Thursday, March 11, 2010

More interesting Cuneo/Hawthorn history


A glimpse of the opulent country lifestyles led by former business tycoons like Samuel Insull and John Cuneo Sr. is still available at the Cuneo Museum and Gardens in Vernon Hills.

Insull, an English-born utilities magnate who founded Commonwealth Edison and was once Thomas Edison's private secretary, bought a 168-acre farm south of Libertyville in 1907. Over the next few years, he bought most of the surrounding farms and the estate grew to 4,000 acres.


In 1914, Insull built a Venetian-style mansion off Milwaukee Avenue, which is now the Cuneo Museum.

Insull lost Hawthorn Farm and most of his wealth in the Depression. In 1937, a year after Insull's death in Paris, Chicago printing magnate John Cuneo Sr. bought the Insull mansion and part of Hawthorn Farm. He eventually acquired about 2,000 acres in the area.

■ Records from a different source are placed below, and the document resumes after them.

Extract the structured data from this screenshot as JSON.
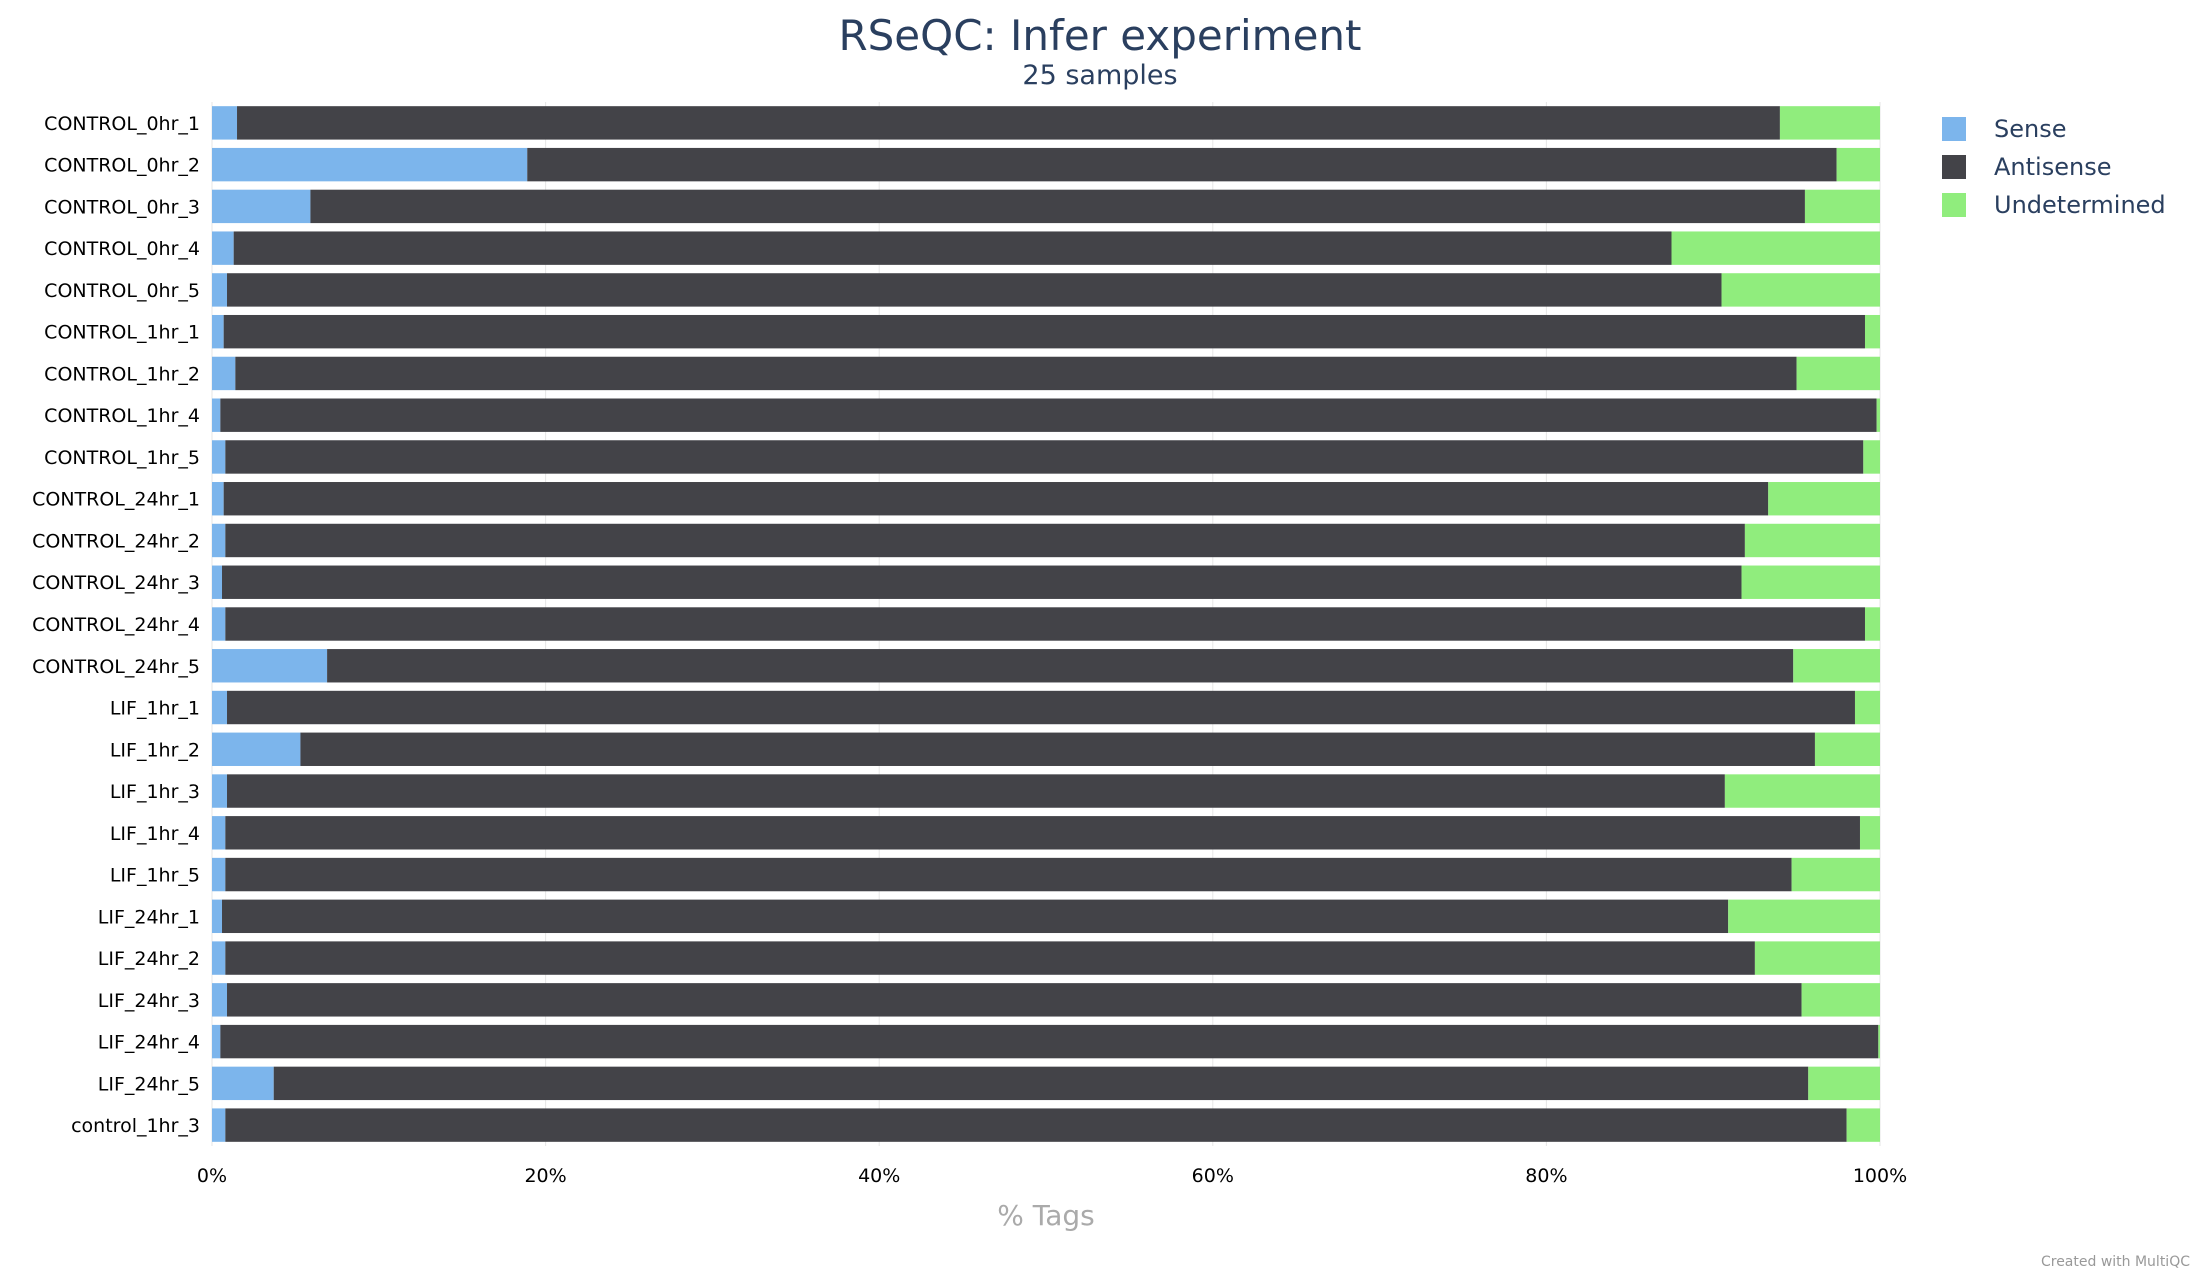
{
  "chart_data": {
    "type": "bar",
    "orientation": "horizontal",
    "stacked": true,
    "title": "RSeQC: Infer experiment",
    "subtitle": "25 samples",
    "xlabel": "% Tags",
    "ylabel": "",
    "xlim": [
      0,
      100
    ],
    "xticks": [
      "0%",
      "20%",
      "40%",
      "60%",
      "80%",
      "100%"
    ],
    "grid": true,
    "legend_position": "top-right",
    "categories": [
      "CONTROL_0hr_1",
      "CONTROL_0hr_2",
      "CONTROL_0hr_3",
      "CONTROL_0hr_4",
      "CONTROL_0hr_5",
      "CONTROL_1hr_1",
      "CONTROL_1hr_2",
      "CONTROL_1hr_4",
      "CONTROL_1hr_5",
      "CONTROL_24hr_1",
      "CONTROL_24hr_2",
      "CONTROL_24hr_3",
      "CONTROL_24hr_4",
      "CONTROL_24hr_5",
      "LIF_1hr_1",
      "LIF_1hr_2",
      "LIF_1hr_3",
      "LIF_1hr_4",
      "LIF_1hr_5",
      "LIF_24hr_1",
      "LIF_24hr_2",
      "LIF_24hr_3",
      "LIF_24hr_4",
      "LIF_24hr_5",
      "control_1hr_3"
    ],
    "series": [
      {
        "name": "Sense",
        "color": "#7cb5ec",
        "values": [
          1.5,
          18.9,
          5.9,
          1.3,
          0.9,
          0.7,
          1.4,
          0.5,
          0.8,
          0.7,
          0.8,
          0.6,
          0.8,
          6.9,
          0.9,
          5.3,
          0.9,
          0.8,
          0.8,
          0.6,
          0.8,
          0.9,
          0.5,
          3.7,
          0.8
        ]
      },
      {
        "name": "Antisense",
        "color": "#434348",
        "values": [
          92.5,
          78.5,
          89.6,
          86.2,
          89.6,
          98.4,
          93.6,
          99.3,
          98.2,
          92.6,
          91.1,
          91.1,
          98.3,
          87.9,
          97.6,
          90.8,
          89.8,
          98.0,
          93.9,
          90.3,
          91.7,
          94.4,
          99.4,
          92.0,
          97.2
        ]
      },
      {
        "name": "Undetermined",
        "color": "#90ed7d",
        "values": [
          6.0,
          2.6,
          4.5,
          12.5,
          9.5,
          0.9,
          5.0,
          0.2,
          1.0,
          6.7,
          8.1,
          8.3,
          0.9,
          5.2,
          1.5,
          3.9,
          9.3,
          1.2,
          5.3,
          9.1,
          7.5,
          4.7,
          0.1,
          4.3,
          2.0
        ]
      }
    ]
  },
  "credit": "Created with MultiQC"
}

The Insull estate was sold off in parcels in the 1930s, according to John Byrne, a former historian at the Cuneo Museum who was raised on the Cuneo farm where his father was farm manager.

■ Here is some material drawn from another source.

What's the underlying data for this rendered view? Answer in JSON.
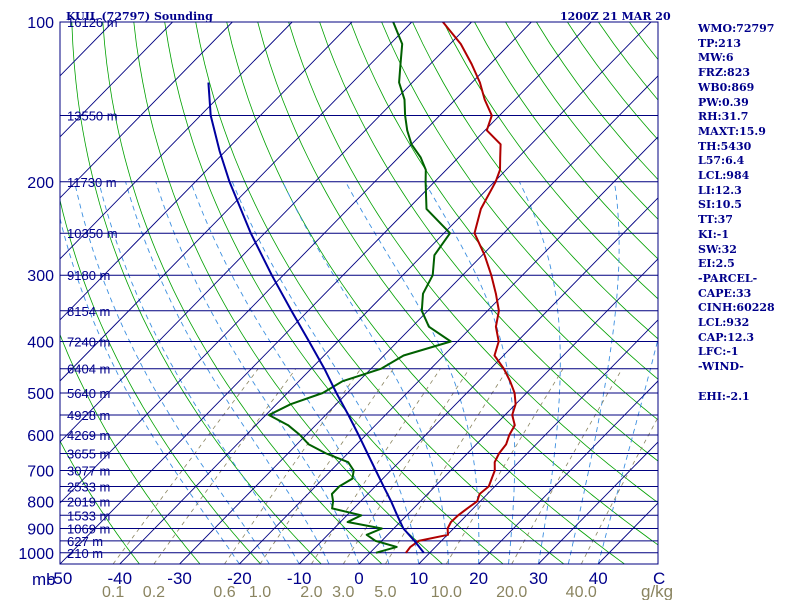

"Adlai Stevenson bought one," he said in a 2004 interview with the News-Sun. "(Joseph Medill) Patterson, the (Chicago) Tribune Patterson, bought one. Cuneo bought the main house and about 800 acres."

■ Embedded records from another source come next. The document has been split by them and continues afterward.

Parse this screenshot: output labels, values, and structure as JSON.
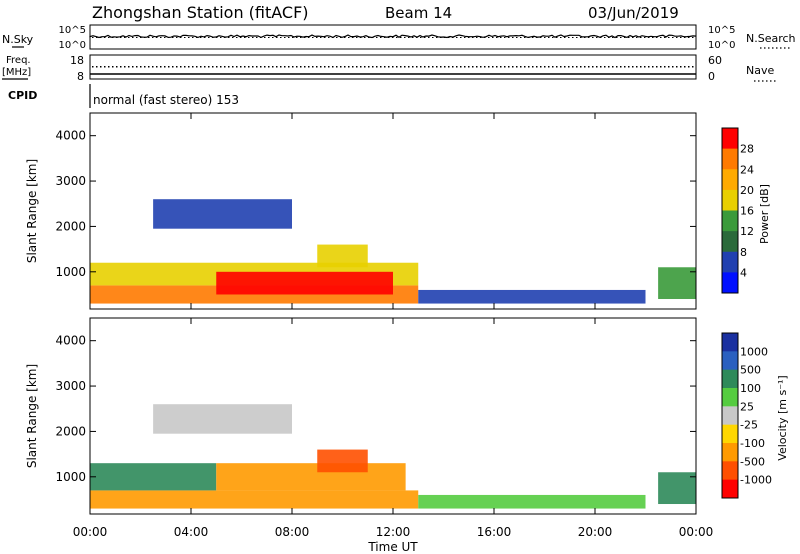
{
  "header": {
    "station_title": "Zhongshan Station (fitACF)",
    "beam_label": "Beam 14",
    "date_label": "03/Jun/2019"
  },
  "strip_noise": {
    "left_label": "N.Sky",
    "left_ticks": [
      "10^5",
      "10^0"
    ],
    "right_label": "N.Search",
    "right_ticks": [
      "10^5",
      "10^0"
    ]
  },
  "strip_freq": {
    "left_label_line1": "Freq.",
    "left_label_line2": "[MHz]",
    "left_ticks": [
      "18",
      "8"
    ],
    "right_label": "Nave",
    "right_ticks": [
      "60",
      "0"
    ]
  },
  "cpid": {
    "label": "CPID",
    "mode_text": "normal (fast stereo) 153"
  },
  "x_axis": {
    "label": "Time UT",
    "ticks": [
      "00:00",
      "04:00",
      "08:00",
      "12:00",
      "16:00",
      "20:00",
      "00:00"
    ]
  },
  "chart_data": [
    {
      "type": "heatmap",
      "panel": "power",
      "ylabel": "Slant Range [km]",
      "yticks": [
        "1000",
        "2000",
        "3000",
        "4000"
      ],
      "ylim": [
        180,
        4500
      ],
      "xlim_hours": [
        0,
        24
      ],
      "colorbar_label": "Power [dB]",
      "colorbar_ticks": [
        "28",
        "24",
        "20",
        "16",
        "12",
        "8",
        "4"
      ],
      "colorbar_colors": [
        "#ff0000",
        "#ff7a00",
        "#ffaa00",
        "#e8d000",
        "#3a9a3a",
        "#2a6a3a",
        "#2040b0",
        "#0010ff"
      ],
      "regions": [
        {
          "t0": 0.0,
          "t1": 13.0,
          "r0": 300,
          "r1": 700,
          "value": 26
        },
        {
          "t0": 0.0,
          "t1": 13.0,
          "r0": 700,
          "r1": 1200,
          "value": 18
        },
        {
          "t0": 5.0,
          "t1": 12.0,
          "r0": 500,
          "r1": 1000,
          "value": 30
        },
        {
          "t0": 2.5,
          "t1": 8.0,
          "r0": 1950,
          "r1": 2600,
          "value": 6
        },
        {
          "t0": 9.0,
          "t1": 11.0,
          "r0": 1100,
          "r1": 1600,
          "value": 20
        },
        {
          "t0": 13.0,
          "t1": 22.0,
          "r0": 300,
          "r1": 600,
          "value": 8
        },
        {
          "t0": 22.5,
          "t1": 24.0,
          "r0": 400,
          "r1": 1100,
          "value": 14
        }
      ]
    },
    {
      "type": "heatmap",
      "panel": "velocity",
      "ylabel": "Slant Range [km]",
      "yticks": [
        "1000",
        "2000",
        "3000",
        "4000"
      ],
      "ylim": [
        180,
        4500
      ],
      "xlim_hours": [
        0,
        24
      ],
      "colorbar_label": "Velocity [m s⁻¹]",
      "colorbar_ticks": [
        "1000",
        "500",
        "100",
        "25",
        "-25",
        "-100",
        "-500",
        "-1000"
      ],
      "colorbar_colors": [
        "#1a30a0",
        "#2a60c0",
        "#2e8a5a",
        "#55cc40",
        "#c8c8c8",
        "#ffd700",
        "#ff9a00",
        "#ff5000",
        "#ff0000"
      ],
      "regions": [
        {
          "t0": 0.0,
          "t1": 13.0,
          "r0": 300,
          "r1": 700,
          "value": -300
        },
        {
          "t0": 0.0,
          "t1": 5.0,
          "r0": 700,
          "r1": 1300,
          "value": 300
        },
        {
          "t0": 5.0,
          "t1": 12.5,
          "r0": 700,
          "r1": 1300,
          "value": -150
        },
        {
          "t0": 2.5,
          "t1": 8.0,
          "r0": 1950,
          "r1": 2600,
          "value": 0
        },
        {
          "t0": 9.0,
          "t1": 11.0,
          "r0": 1100,
          "r1": 1600,
          "value": -800
        },
        {
          "t0": 13.0,
          "t1": 22.0,
          "r0": 300,
          "r1": 600,
          "value": 50
        },
        {
          "t0": 22.5,
          "t1": 24.0,
          "r0": 400,
          "r1": 1100,
          "value": 150
        }
      ]
    }
  ]
}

Patterson's mansion, which was later bought by Cuneo, was used by Hewitt and Associates after the land was sold, he said. Cuneo acquired several other area properties as well.

"It was the fashion in those days," Byrne said. "They had all this capital and wanted to do something with it."

Cuneo was a Yale graduate who grew up on Chicago's Gold Coast. His father had made a fortune in Chicago real estate, and Cuneo went into the printing business.

Cuneo studied stock raising and bred prize-winning Hackney horses on his new estate, and stocked the farm with hogs, cattle, chickens and turkeys, Byrne said.

Cuneo started Hawthorn Mellody Dairy in the 1940s. "He hired two prominent dairymen who acquired a prize milking herd," Byrne said. "He started out selling locally, but in 10 years they had a fleet of trucks and were selling milk all over the Chicago area."

Hawthorn Mellody Farms had a huge chicken operation on the east side of Butterfield Road, where luxury homes in Zale Homes' Gregg's Landing development now stand.

Cuneo sold the dairy to National Industries, a Louisville, Ky.-based conglomerate, in 1967. The new owners managed the farm park for two years, then closed the entire operation in 1970.

The Cuneos started selling off chunks of the estate in 1970. Cuneo died in 1977, and his wife, Julia, died in 1990. Their son, John Cuneo Jr., still lives in Fremont Township and is active with the Cuneo Foundation, which is scaled down but will continue to offer scholarship opportunities.